An unassuming man in later life, he said in 2002 that "We were just ordinary people doing a job". But he did recall the shock of shooting down his first aircraft. He "blew the backside off" a German Focke-Wulf. The pilot did not bale out.
"It upset me quite considerably. He was somebody's boy with a mother and father," he said. "But I also thought it could easily have been me. After that I didn't let it worry me, because it was him or me."
On one of the occasions Checketts was shot down, he had to bale out over the English Channel. He was fired on by an unseen Focke-Wulf 190 while concentrating on another fighter. Suffering a leg wound, he found the Channel "bloody cold" but was picked up by a rescue launch after about an hour. "I was very lucky - I couldn't have lasted the night."

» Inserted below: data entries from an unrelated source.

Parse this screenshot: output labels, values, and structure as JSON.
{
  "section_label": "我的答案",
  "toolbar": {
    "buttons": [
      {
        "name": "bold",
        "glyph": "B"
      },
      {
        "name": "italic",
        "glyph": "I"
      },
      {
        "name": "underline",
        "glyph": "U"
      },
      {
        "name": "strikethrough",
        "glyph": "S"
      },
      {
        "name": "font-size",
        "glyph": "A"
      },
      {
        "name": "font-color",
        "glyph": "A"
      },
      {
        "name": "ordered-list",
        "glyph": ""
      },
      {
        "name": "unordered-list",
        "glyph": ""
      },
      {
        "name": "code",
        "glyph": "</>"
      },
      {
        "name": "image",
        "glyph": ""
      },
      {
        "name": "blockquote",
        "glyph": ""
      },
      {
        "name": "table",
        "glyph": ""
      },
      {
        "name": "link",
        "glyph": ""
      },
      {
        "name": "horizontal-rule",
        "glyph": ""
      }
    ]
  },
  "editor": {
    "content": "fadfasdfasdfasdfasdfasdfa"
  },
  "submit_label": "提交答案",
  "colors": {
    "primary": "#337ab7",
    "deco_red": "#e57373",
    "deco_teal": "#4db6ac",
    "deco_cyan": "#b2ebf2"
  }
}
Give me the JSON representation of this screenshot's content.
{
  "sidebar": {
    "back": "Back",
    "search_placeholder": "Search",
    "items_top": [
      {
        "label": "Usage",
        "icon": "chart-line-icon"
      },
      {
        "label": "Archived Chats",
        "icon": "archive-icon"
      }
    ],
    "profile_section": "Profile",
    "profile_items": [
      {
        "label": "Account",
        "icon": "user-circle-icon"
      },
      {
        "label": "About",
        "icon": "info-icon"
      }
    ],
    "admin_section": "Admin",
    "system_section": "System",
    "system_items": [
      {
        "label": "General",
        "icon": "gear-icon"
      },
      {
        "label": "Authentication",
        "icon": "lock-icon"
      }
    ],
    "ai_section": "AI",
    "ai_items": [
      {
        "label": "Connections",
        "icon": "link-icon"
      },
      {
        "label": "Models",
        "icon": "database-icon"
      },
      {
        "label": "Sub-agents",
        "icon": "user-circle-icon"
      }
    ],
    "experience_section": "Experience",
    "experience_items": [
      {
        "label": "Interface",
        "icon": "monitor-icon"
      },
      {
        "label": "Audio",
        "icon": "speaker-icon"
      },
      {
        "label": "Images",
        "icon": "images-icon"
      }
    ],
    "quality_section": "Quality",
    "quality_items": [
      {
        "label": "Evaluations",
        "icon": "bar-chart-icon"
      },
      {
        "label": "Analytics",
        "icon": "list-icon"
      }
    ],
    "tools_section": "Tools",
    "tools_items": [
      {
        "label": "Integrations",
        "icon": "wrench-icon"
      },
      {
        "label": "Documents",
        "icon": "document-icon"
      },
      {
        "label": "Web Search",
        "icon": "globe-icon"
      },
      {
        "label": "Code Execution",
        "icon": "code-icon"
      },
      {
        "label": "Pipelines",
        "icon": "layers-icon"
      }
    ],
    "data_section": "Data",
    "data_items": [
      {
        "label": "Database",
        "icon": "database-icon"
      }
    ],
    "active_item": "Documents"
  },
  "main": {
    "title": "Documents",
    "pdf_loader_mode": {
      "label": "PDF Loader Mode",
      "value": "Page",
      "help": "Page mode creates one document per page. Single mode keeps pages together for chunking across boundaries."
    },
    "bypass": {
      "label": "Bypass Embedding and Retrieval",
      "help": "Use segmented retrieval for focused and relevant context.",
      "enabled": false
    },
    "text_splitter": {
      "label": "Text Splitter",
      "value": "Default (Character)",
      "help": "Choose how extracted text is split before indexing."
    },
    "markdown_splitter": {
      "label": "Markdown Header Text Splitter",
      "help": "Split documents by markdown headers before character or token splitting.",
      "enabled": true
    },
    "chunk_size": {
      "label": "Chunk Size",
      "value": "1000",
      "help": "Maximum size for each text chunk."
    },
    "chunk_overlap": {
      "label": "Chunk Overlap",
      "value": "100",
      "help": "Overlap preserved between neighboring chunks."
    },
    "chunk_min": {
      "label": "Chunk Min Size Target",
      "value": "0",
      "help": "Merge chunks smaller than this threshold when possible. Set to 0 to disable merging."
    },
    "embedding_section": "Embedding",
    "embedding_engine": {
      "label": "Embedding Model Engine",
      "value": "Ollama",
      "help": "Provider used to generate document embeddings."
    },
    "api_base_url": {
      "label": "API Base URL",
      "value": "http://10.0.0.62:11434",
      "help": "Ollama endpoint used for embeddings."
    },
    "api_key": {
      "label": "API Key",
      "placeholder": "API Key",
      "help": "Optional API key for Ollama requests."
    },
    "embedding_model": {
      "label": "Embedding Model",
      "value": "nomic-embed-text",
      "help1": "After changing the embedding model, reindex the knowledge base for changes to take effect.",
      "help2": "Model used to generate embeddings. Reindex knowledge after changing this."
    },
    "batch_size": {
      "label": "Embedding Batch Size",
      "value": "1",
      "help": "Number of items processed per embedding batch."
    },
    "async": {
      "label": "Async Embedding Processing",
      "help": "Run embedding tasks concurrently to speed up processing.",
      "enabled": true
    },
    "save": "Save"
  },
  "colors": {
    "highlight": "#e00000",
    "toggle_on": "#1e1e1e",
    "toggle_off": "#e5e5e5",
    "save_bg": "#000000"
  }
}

The second time he was shot down was in a dogfight involving about 20 Focke-Wulf 190s over France in 1943. He ran out of ammunition and had no chance - flames were soon belching through the cockpit of his Spitfire. Badly burned and with wounds in his arms and legs, he struggled to bale out and landed in a field. A French boy hid him deep in a wood as Germans searched the area. He was taken to a safe house to recover, eventually being moved on by Resistance workers. He reached England with 11 others after being taken off the Brittany shore by a lobster boat to a waiting Royal Navy launch. A year and a day later, following the D-Day landings, he went back with his fellow New Zealand ace Wing Commander Alan Deere to thank the villagers near Lille who saved him.
In 1990 one of the resistance fighters, Marie Van Belle, came to New Zealand to take part of a This Is Your Life television tribute to Checketts.
Back in New Zealand, Checketts was given a hero's welcome as the war came to an end. But when he told then Finance Minister Walter Nash that he hoped to stay in the Air Force, Nash said: "Well if you do, you'll have to drop a lot of that rank. Some of you fellows got quick promotion overseas and we can't afford to pay you at that rate."
Checketts snapped back: "You were willing enough to pay us to die but you're not willing to pay us to live.
"If ever I had a temptation to vote Labour you've very successfully squashed it."
Johnny Checketts had various peacetime RNZAF appointments after the war but left in 1955. He ran an aerial topdressing firm for about three years and for many years in later life showed a great interest in conservation matters.
He married Natalie Grover in 1945. They are survived by two sons and one daughter.